When it comes to annoyances in the garden, no-dig guru and market gardener Charles Dowding doesn’t hesitate in picking petrol strimmers and hedge cutters. “Those two are absolutely my least favourite tool. I'm continually reminded of it because my neighbours use them a lot.”

Bins

Bins
© Pixabay

Grower and entrepreneur Sarah Raven bemoans the necessary evil of bins in front gardens. “If only we didn't all have to have our rubbish bins, they're just not very nice. And the thing that's even worse is when you get that sort of camouflage cover, trying to pretend it's a pretty bin home. I would really like to banish the bin.”

Pampas grass

Pampas grass
© Richard Bloom

Alan Titchmarsh is clear on which plant he will never grow. “Pampas grass (Cortaderia selloana). It looks like a collection of feather dusters sticking out of a mountain of grass.

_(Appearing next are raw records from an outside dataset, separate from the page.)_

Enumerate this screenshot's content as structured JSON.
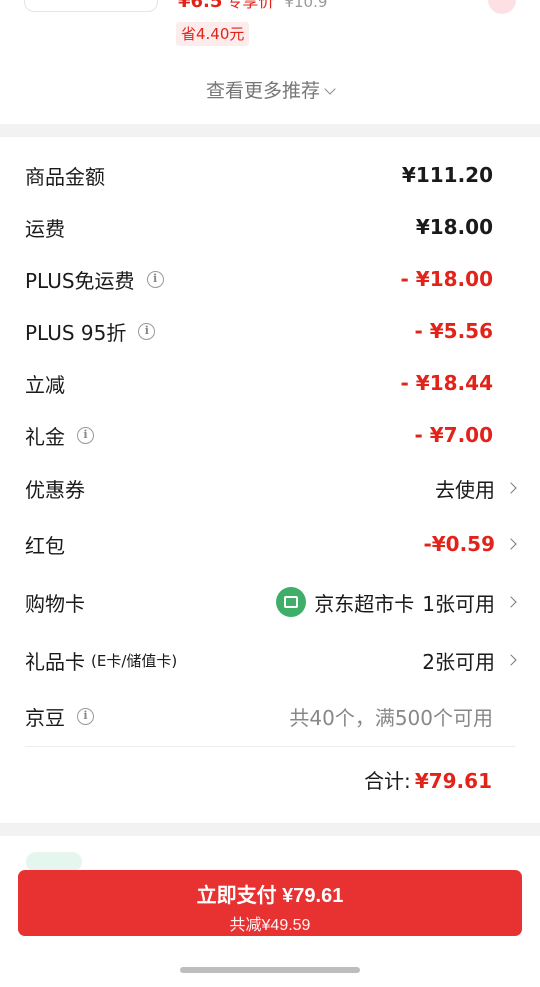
{
  "recommend": {
    "price": "¥6.5",
    "tag": "专享价",
    "original_price": "¥10.9",
    "save_badge": "省4.40元",
    "more_label": "查看更多推荐"
  },
  "summary": {
    "rows": [
      {
        "label": "商品金额",
        "value": "¥111.20"
      },
      {
        "label": "运费",
        "value": "¥18.00"
      },
      {
        "label": "PLUS免运费",
        "value": "- ¥18.00"
      },
      {
        "label": "PLUS 95折",
        "value": "- ¥5.56"
      },
      {
        "label": "立减",
        "value": "- ¥18.44"
      },
      {
        "label": "礼金",
        "value": "- ¥7.00"
      },
      {
        "label": "优惠券",
        "value": "去使用"
      },
      {
        "label": "红包",
        "value": "-¥0.59"
      },
      {
        "label": "购物卡",
        "card_name": "京东超市卡",
        "value": "1张可用"
      },
      {
        "label": "礼品卡",
        "sub": "(E卡/储值卡)",
        "value": "2张可用"
      },
      {
        "label": "京豆",
        "value": "共40个，满500个可用"
      }
    ],
    "total_label": "合计:",
    "total_value": "¥79.61"
  },
  "pay": {
    "main": "立即支付 ¥79.61",
    "sub": "共减¥49.59"
  },
  "colors": {
    "accent": "#e2231a",
    "button": "#e83232",
    "jd_green": "#3fae69"
  }
}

I struggle with it, in spite of the fact that my old friend Beth Chatto used to say, ‘But ‘Sunningdale Silver’ has a certain grace…’ Yes, Beth, you keep it in your garden, and I'll be happy.”

Tennis courts

A tennis court
© Pexels

Designer Dan Pearson has to admit there is one thing he is not a fan of. “If a client says to me they want a tennis court, my heart sinks, because often they are a big square of tarmacadam that gets used a handful of times a year. They’re a big rectangular ugly object with tall fences that takes away a piece of good ground. It’s so rare you see a grass court and they’re beautiful for the fact that they're grass, but it always seems like a hole in the landscape.”

Rigid rows

Planting in ridgid rows
© DeAgostini/Getty Images

Carol Klein doesn’t like when ornamental plants are grown in strict lines. “I'm definitely not a plant collector. I've seen some national collections that are lovely because the plants are growing how they should. But if it’s rigid rows, it's anathema to me because growing plants is all about putting them together; how they complement each other. Also, very often they are self-sown. There are three things that have put themselves together just brilliantly, and you could never ever replicate that so you just enjoy it because it’s there. It’s like friends, they should flatter each other.”